Another concern is becoming disoriented when caught deep within the vacuum of this gray dreariness. This was especially a threat in the days prior to electronic navigation equipment.
In the book Lighthouses of Maine by Bill Caldwell, the author states, “It is not easy to convey to a landsman the eerie feeling of a mariner totally lost and disoriented in the fog. It has happened too often to me in a small boat and it is always frightening. Dense fog blots out all sight to the point where you cannot see the water under your boat, nor the bow of your boat, nor the stern of your boat.”

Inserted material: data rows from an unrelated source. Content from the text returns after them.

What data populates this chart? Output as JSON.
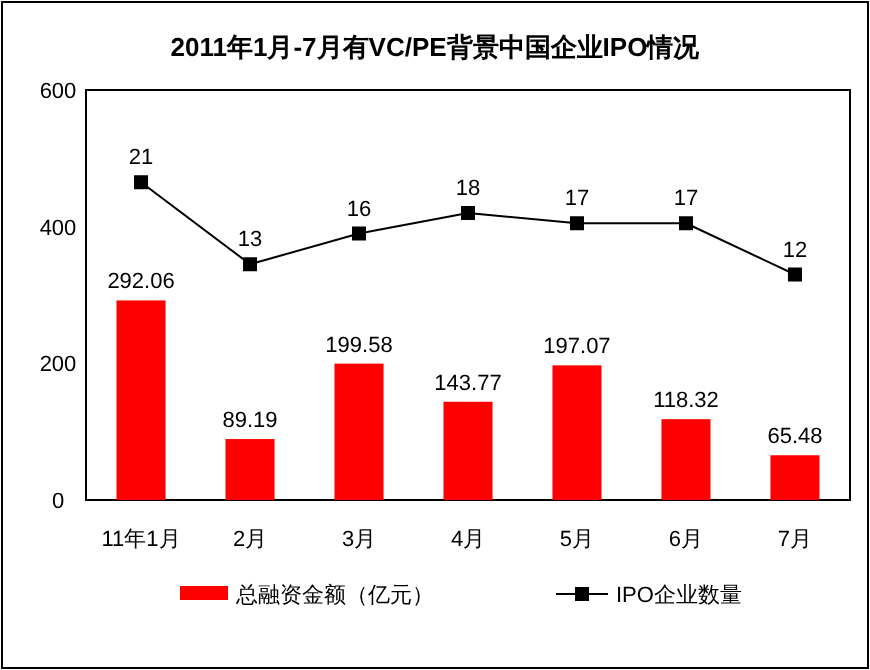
{
  "chart_data": {
    "type": "bar",
    "title": "2011年1月-7月有VC/PE背景中国企业IPO情况",
    "categories": [
      "11年1月",
      "2月",
      "3月",
      "4月",
      "5月",
      "6月",
      "7月"
    ],
    "series": [
      {
        "name": "总融资金额（亿元）",
        "color": "#ff0000",
        "values": [
          292.06,
          89.19,
          199.58,
          143.77,
          197.07,
          118.32,
          65.48
        ]
      },
      {
        "name": "IPO企业数量",
        "type": "line",
        "axis": "y2",
        "color": "#000000",
        "marker": "square",
        "values": [
          21,
          13,
          16,
          18,
          17,
          17,
          12
        ]
      }
    ],
    "ylim": [
      0,
      600
    ],
    "yticks": [
      0,
      200,
      400,
      600
    ],
    "y2lim": [
      -10,
      30
    ],
    "tick_labels": "xy",
    "data_labels": true,
    "legend": "bottom",
    "grid": false
  }
}
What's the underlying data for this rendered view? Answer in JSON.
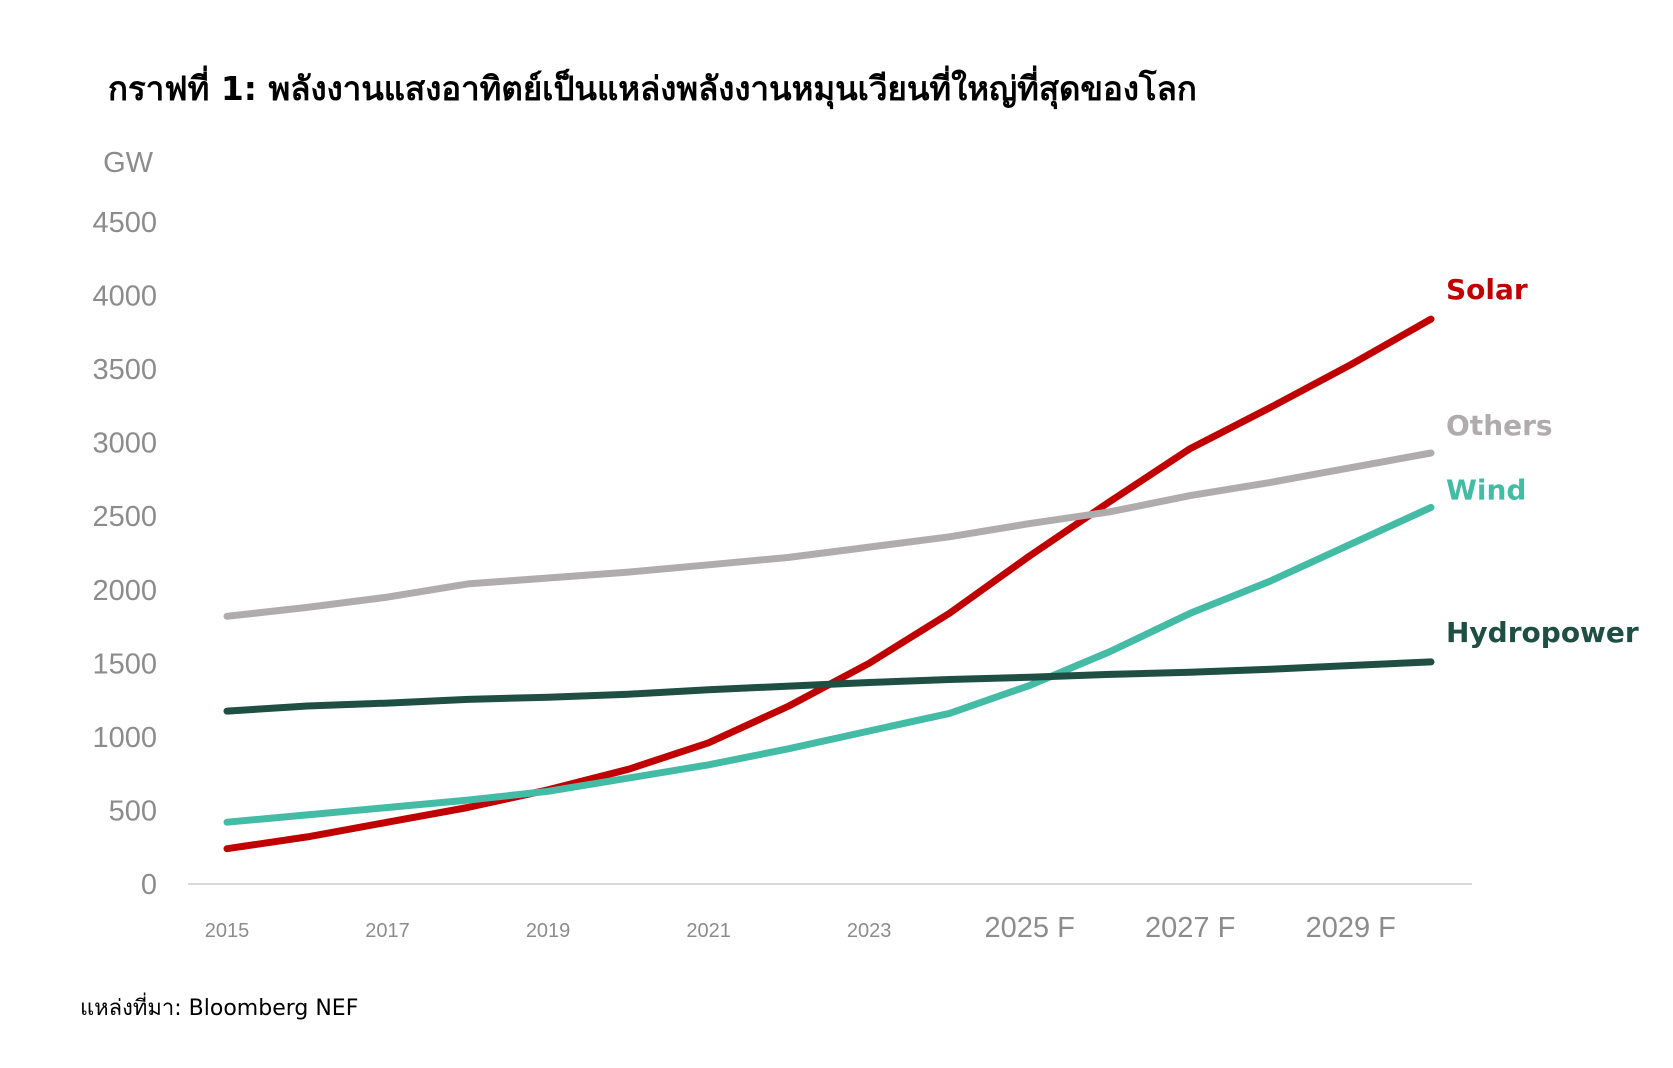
{
  "page": {
    "title": "กราฟที่ 1: พลังงานแสงอาทิตย์เป็นแหล่งพลังงานหมุนเวียนที่ใหญ่ที่สุดของโลก",
    "source": "แหล่งที่มา: Bloomberg NEF"
  },
  "chart_data": {
    "type": "line",
    "title": "กราฟที่ 1: พลังงานแสงอาทิตย์เป็นแหล่งพลังงานหมุนเวียนที่ใหญ่ที่สุดของโลก",
    "ylabel": "GW",
    "xlabel": "",
    "ylim": [
      0,
      4500
    ],
    "yticks": [
      0,
      500,
      1000,
      1500,
      2000,
      2500,
      3000,
      3500,
      4000,
      4500
    ],
    "x": [
      2015,
      2016,
      2017,
      2018,
      2019,
      2020,
      2021,
      2022,
      2023,
      2024,
      2025,
      2026,
      2027,
      2028,
      2029,
      2030
    ],
    "xticks": [
      {
        "x": 2015,
        "label": "2015",
        "style": "small"
      },
      {
        "x": 2017,
        "label": "2017",
        "style": "small"
      },
      {
        "x": 2019,
        "label": "2019",
        "style": "small"
      },
      {
        "x": 2021,
        "label": "2021",
        "style": "small"
      },
      {
        "x": 2023,
        "label": "2023",
        "style": "small"
      },
      {
        "x": 2025,
        "label": "2025 F",
        "style": "large"
      },
      {
        "x": 2027,
        "label": "2027 F",
        "style": "large"
      },
      {
        "x": 2029,
        "label": "2029 F",
        "style": "large"
      }
    ],
    "grid": false,
    "legend": "direct labels at line ends (right)",
    "series": [
      {
        "name": "Solar",
        "color": "#c00000",
        "values": [
          240,
          320,
          420,
          520,
          640,
          780,
          960,
          1210,
          1500,
          1840,
          2230,
          2600,
          2960,
          3240,
          3530,
          3840
        ]
      },
      {
        "name": "Others",
        "color": "#b0acad",
        "values": [
          1820,
          1880,
          1950,
          2040,
          2080,
          2120,
          2170,
          2220,
          2290,
          2360,
          2450,
          2530,
          2640,
          2730,
          2830,
          2930
        ]
      },
      {
        "name": "Wind",
        "color": "#44bba4",
        "values": [
          420,
          470,
          520,
          570,
          630,
          720,
          810,
          920,
          1040,
          1160,
          1350,
          1580,
          1840,
          2060,
          2310,
          2560
        ]
      },
      {
        "name": "Hydropower",
        "color": "#1f4e43",
        "values": [
          1175,
          1210,
          1230,
          1255,
          1270,
          1290,
          1320,
          1345,
          1370,
          1390,
          1405,
          1425,
          1440,
          1460,
          1485,
          1510
        ]
      }
    ]
  }
}
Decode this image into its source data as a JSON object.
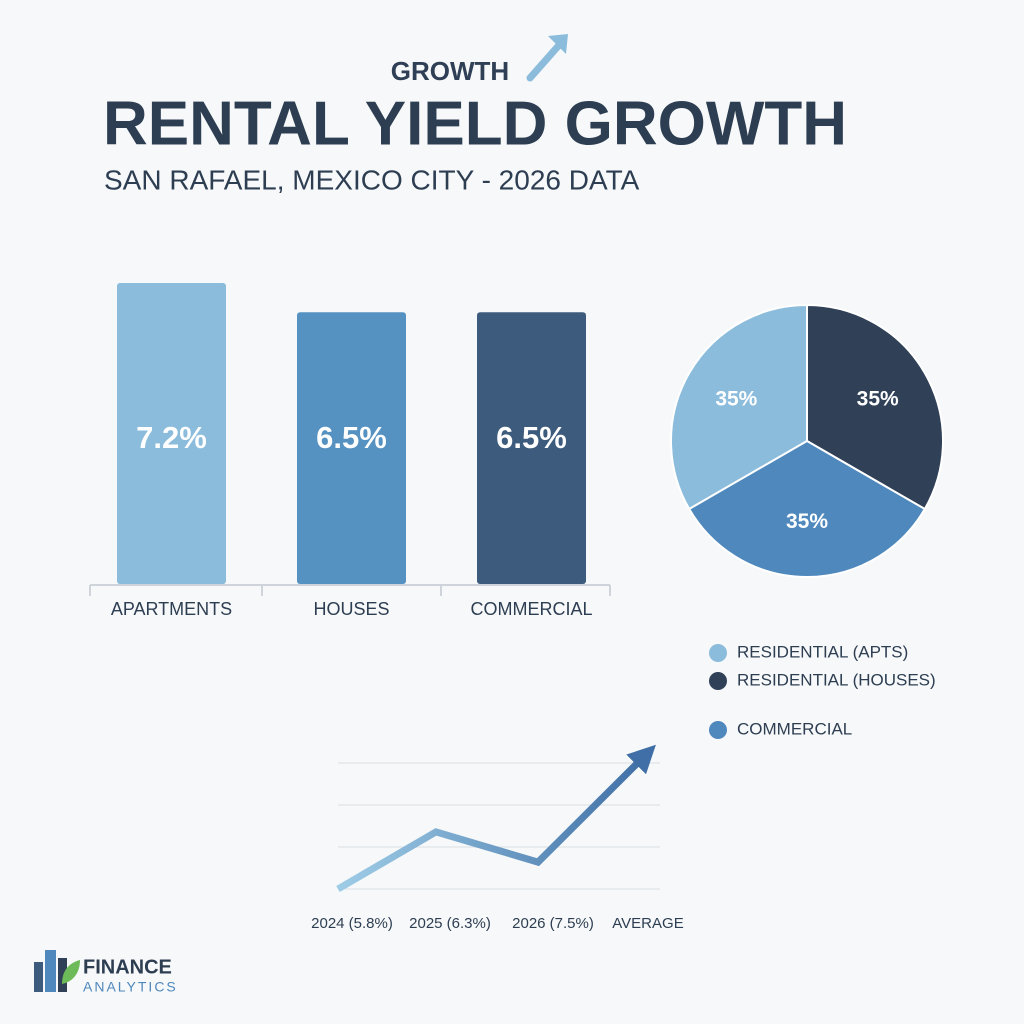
{
  "header": {
    "kicker": "GROWTH",
    "title": "RENTAL YIELD GROWTH",
    "subtitle": "SAN RAFAEL, MEXICO CITY - 2026 DATA"
  },
  "logo": {
    "name": "FINANCE",
    "tagline": "ANALYTICS"
  },
  "chart_data": [
    {
      "type": "bar",
      "categories": [
        "APARTMENTS",
        "HOUSES",
        "COMMERCIAL"
      ],
      "values": [
        7.2,
        6.5,
        6.5
      ],
      "value_labels": [
        "7.2%",
        "6.5%",
        "6.5%"
      ],
      "colors": [
        "#8bbcdc",
        "#5591c1",
        "#3d5b7d"
      ]
    },
    {
      "type": "pie",
      "categories": [
        "RESIDENTIAL (APTS)",
        "RESIDENTIAL (HOUSES)",
        "COMMERCIAL"
      ],
      "values": [
        35,
        35,
        35
      ],
      "value_labels": [
        "35%",
        "35%",
        "35%"
      ],
      "colors": [
        "#8bbcdc",
        "#2f4057",
        "#4f88bd"
      ]
    },
    {
      "type": "line",
      "categories": [
        "2024 (5.8%)",
        "2025 (6.3%)",
        "2026 (7.5%)",
        "AVERAGE"
      ],
      "values": [
        0,
        1.36,
        0.64,
        3.2
      ],
      "ylim": [
        0,
        3
      ],
      "color_start": "#9fcde7",
      "color_end": "#3f6fa6"
    }
  ]
}
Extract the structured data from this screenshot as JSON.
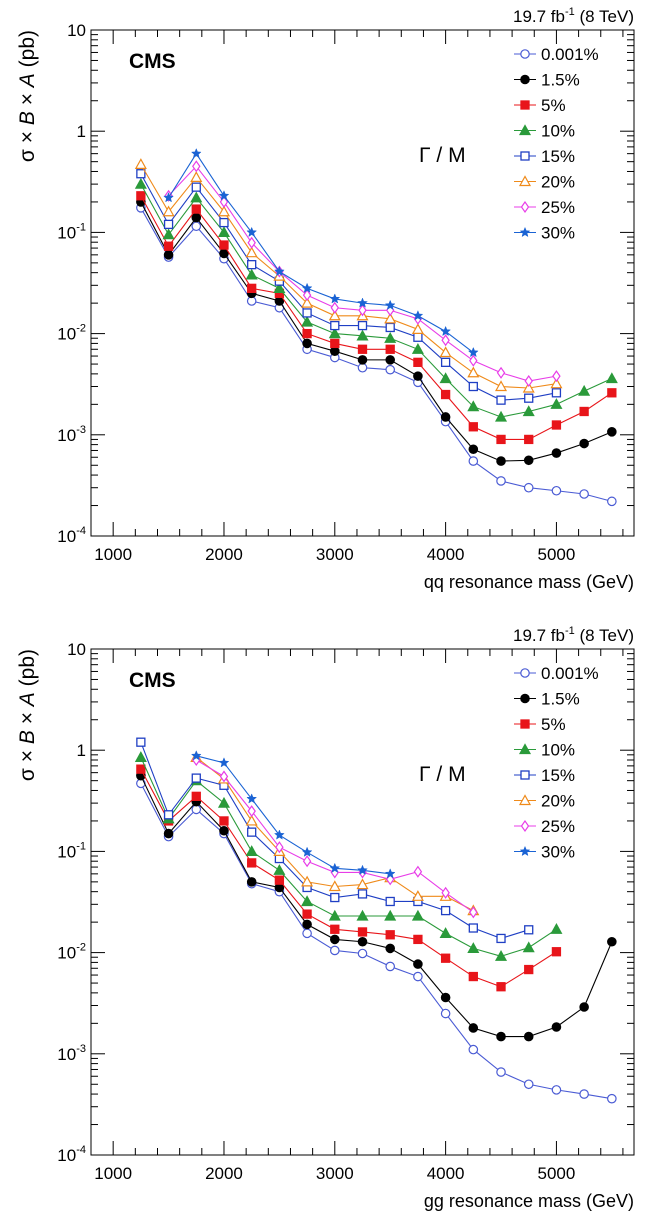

Caldwell goes on to say, “The sensation must be close to sudden blindness. This loss of not being able to see anything leads to other loses. Your ears strain to hear something as they never strain when your eyes can see something. I hear sounds from somewhere out in the fog and they are sounds I cannot categorize, sounds I cannot locate with certainty, for the sounds move and change and vanish.”
The news article below highlights one such instance of becoming disoriented in the fog – and of all people, a lighthouse keeper. From the Lewiston Evening Journal, September 13 1957.
Lost Near Station, Lighthouse Keeper Rescued After 8 Hours
Vinalhaven – A Coast Guard lighthouse keeper who didn’t realize he was only 500 yards away from his station shouted for assistance almost eight hours before being rescued on Boiler Cove beach early today.
Seaman Dewer Bloutt, 29, a relief keeper at Heron Neck Lighthouse, was enroute back to Green’s Island when his boat became disabled last night and drifted into the cove in dense fog.
His shouts for assistance were finally heard here, two miles from the beach where he went ashore, and a search party found him huddled before a bonfire. His call for help was not heard at the lighthouse because the wind was blowing in the opposite direction.